The next day, Ebenezer Waldstricker met Lysander Letts, just back from Auburn, loitering along Buffalo Street near the Lehigh Valley station. The prison-pallor of the squatter's face and hands and the ill-fitting, cheap prison clothes on his big body made him conspicuous among the men on the street. Waldstricker pulled up his team.
"Sandy," he called, "come to the office when you're uptown. I want to see you."
An hour or so later, the squatter slouched into Waldstricker's private room.
The elder rose and greeted him.
"So you're out again?" The question was really a statement.
"Yes," assented Letts, sitting down on the edge of the chair, "an' I wouldn't a been if I hadn't been let out on good behavior. I made up my mind I wouldn't stay a minute longer'n I had to."
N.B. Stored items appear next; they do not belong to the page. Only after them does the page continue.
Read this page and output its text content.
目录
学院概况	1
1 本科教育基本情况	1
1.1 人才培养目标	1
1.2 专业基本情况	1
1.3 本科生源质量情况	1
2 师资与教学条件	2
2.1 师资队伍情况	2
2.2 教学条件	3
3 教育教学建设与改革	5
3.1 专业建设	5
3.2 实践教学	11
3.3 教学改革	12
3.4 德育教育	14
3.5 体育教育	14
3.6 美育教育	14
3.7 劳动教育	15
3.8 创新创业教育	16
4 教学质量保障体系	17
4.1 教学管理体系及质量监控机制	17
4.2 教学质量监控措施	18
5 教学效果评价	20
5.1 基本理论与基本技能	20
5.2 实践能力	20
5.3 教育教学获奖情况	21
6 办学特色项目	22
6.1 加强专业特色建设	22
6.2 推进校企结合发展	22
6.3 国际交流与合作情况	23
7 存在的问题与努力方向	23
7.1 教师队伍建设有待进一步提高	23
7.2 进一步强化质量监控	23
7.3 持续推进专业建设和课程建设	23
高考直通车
"I guess after this you won't be stealing dead bodies, will you?" asked the rich man.
"Nope, you bet I won't! I've enough of Auburn. It ain't like the Ithaca jail!... Heard anythin' of Tess Skinner?"
"Yes, she's got a boy over three years old."
Lysander nodded his head slowly, as if he'd received confirmation of a conclusion previously formed.
"Thought likely," he muttered. "Where air she livin'? I met Jake Brewer on the street an' he says she air left the shack."
"So she has, but not very far away.... Letts, I want you to do something for me. Are--or I might put it--do you still want to make up to the Skinner girl?"